Minimum detectable effect size for main outcomes (accounting for sample
design and clustering)
Based on earlier CAL research, we aim to be able to detect an ITT minimum effect of increasing mathematical achievement by 0.10s (standard deviations) given a 50% program take-up rate (or 0.20s among takers). The power calculations that we present next are for the comparison between TA1 and the Control group at the end of Year 2 of the study.
Data on PRDE student test scores from previous years shows an intra-cluster correlation of 0.12 at the school level (ρ=0.12). Our power calculations consider 80 students and 2.4 Grade 4-8 math teachers per school, on average, with 112 schools in each Treatment Arm and 224 in the Control group. We assume that the outcome variable is standardized within the test-taking population and that after controlling for baseline scores, the residual standard deviation equals 0.9 (sd=0.9). Given this cluster-randomized design, power calculations for ITT effects (power=0.8, α=0.05) indicate that the MDE of comparing TA1 and the control group at the end of year 2 is 0.106s. Our power analysis is conservative as we will use other baseline variables to reduce the outcome's residual variance.

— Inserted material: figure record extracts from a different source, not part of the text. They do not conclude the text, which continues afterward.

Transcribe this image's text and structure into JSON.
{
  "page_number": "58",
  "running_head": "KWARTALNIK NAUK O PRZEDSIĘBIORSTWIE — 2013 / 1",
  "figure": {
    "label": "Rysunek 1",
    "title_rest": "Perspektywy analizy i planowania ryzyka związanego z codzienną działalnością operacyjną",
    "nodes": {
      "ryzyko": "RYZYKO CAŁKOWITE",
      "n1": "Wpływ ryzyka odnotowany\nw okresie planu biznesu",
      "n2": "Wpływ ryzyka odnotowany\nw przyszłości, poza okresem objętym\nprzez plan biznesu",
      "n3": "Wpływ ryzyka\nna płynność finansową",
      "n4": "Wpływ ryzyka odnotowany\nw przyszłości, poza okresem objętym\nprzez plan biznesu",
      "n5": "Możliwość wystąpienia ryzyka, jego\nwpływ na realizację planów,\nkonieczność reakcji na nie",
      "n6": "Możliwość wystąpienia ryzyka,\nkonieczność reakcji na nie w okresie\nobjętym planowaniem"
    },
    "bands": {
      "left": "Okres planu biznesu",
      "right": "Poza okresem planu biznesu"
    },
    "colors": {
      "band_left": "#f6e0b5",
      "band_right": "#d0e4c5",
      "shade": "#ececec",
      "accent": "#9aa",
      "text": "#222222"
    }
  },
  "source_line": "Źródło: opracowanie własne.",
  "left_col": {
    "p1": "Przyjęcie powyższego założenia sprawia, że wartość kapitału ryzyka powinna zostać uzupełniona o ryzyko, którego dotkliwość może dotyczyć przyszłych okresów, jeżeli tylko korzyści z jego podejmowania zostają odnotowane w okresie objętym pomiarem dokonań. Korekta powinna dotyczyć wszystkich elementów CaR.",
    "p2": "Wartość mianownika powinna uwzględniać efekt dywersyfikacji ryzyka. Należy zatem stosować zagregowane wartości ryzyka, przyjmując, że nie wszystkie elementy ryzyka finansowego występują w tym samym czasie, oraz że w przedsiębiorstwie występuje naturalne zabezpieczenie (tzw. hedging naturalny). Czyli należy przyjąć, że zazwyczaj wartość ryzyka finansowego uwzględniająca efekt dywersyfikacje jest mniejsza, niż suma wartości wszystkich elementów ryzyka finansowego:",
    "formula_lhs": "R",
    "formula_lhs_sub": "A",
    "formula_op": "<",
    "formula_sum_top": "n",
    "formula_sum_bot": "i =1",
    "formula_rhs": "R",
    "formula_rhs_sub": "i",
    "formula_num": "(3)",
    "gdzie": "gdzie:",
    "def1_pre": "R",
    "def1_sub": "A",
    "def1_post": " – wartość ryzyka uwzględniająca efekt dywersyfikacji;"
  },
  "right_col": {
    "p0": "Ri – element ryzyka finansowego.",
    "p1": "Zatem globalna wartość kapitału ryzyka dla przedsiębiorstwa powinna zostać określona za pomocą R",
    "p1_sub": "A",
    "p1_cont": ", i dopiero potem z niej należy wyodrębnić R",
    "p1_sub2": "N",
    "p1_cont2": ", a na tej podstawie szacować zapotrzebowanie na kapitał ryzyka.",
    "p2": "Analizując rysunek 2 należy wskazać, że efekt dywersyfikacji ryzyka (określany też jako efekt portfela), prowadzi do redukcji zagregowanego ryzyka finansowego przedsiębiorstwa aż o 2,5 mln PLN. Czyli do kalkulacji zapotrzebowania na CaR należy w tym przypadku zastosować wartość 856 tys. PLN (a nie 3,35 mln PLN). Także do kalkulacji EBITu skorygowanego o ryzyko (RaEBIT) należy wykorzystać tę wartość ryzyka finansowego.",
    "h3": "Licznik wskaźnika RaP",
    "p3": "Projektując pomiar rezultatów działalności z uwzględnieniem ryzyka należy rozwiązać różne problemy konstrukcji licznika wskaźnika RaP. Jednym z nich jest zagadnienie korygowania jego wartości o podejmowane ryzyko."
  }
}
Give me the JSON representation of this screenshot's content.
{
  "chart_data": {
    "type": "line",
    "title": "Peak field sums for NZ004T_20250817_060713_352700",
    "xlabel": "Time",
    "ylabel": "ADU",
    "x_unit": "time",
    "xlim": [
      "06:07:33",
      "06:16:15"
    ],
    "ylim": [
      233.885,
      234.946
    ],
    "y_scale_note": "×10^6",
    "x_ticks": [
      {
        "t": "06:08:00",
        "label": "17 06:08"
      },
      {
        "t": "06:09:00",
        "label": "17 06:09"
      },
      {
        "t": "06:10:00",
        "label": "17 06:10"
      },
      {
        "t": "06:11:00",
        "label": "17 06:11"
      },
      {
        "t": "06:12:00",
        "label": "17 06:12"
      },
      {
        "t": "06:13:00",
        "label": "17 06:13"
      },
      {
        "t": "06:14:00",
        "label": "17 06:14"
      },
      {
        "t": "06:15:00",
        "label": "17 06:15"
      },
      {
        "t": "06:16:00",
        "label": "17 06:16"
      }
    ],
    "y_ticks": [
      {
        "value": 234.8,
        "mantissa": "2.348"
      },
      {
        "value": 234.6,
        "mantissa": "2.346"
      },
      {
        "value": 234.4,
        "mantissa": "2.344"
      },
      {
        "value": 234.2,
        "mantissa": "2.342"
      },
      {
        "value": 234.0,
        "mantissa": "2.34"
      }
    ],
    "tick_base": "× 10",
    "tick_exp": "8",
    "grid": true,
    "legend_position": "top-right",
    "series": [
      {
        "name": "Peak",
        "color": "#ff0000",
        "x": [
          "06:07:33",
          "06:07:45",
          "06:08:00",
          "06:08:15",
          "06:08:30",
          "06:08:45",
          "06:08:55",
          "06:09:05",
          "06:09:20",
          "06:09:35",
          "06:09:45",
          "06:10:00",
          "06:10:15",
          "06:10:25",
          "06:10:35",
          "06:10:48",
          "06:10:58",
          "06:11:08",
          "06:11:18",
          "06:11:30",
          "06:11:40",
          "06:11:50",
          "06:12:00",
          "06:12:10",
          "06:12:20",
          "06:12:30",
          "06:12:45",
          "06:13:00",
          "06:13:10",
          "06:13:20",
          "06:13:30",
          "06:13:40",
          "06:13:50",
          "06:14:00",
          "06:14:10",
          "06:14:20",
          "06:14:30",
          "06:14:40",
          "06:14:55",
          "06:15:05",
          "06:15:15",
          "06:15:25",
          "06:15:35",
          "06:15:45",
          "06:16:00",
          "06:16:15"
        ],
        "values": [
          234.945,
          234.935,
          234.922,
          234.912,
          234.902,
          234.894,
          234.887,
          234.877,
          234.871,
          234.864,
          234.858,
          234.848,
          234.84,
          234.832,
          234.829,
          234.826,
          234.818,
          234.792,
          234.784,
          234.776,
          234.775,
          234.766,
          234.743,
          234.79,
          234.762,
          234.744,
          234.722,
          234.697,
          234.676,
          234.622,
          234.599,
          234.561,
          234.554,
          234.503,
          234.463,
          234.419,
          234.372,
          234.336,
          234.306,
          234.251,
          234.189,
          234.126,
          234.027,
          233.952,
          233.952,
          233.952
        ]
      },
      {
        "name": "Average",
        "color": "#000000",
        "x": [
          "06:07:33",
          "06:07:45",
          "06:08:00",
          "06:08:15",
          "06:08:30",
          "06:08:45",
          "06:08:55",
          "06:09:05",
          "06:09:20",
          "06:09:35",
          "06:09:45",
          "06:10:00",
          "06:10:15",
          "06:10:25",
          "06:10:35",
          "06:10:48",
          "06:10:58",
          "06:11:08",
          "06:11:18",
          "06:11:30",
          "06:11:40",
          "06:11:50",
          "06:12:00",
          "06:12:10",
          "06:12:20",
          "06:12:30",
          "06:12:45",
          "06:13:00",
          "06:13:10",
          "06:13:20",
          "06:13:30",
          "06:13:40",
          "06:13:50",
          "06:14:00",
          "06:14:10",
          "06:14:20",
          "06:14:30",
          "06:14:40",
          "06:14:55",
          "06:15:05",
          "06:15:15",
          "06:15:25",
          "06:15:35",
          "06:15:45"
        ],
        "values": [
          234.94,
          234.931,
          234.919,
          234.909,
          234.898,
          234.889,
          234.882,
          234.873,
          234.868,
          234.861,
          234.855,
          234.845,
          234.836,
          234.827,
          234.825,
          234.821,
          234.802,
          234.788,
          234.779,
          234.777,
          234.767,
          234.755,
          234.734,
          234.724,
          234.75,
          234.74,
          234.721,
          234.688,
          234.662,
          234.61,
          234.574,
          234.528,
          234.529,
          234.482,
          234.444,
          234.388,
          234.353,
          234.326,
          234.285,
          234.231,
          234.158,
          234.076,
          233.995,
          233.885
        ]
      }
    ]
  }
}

We also perform power calculations for the short-term effects of the program. First, we calculate MDE for the comparison between schools in TA1 and the comparison group (the control group, TA3, and TA4) in Year 1 of the program. We use the same parameters for the intra-cluster correlation (ρ=0.12), and the standard deviation of the outcome (sd=0.9). The MDE of this comparison is 0.096s. Second, the MDE for comparing TA3 and the control group two years after the start of the program is 0.106s. Again, this power analysis is conservative as we will use other baseline variables to reduce the outcome's residual variance.
Given that our sample includes all primary and middle schools in Puerto Rico, we have statistical power to identify reasonably small MDEs. Furthermore, pooling Year 1 data for students in Cohort 1 and Year 2 data for students in Cohort 2 will allow us to gain significantly greater precision to detect short-term one-year ITT estimates of the interventions.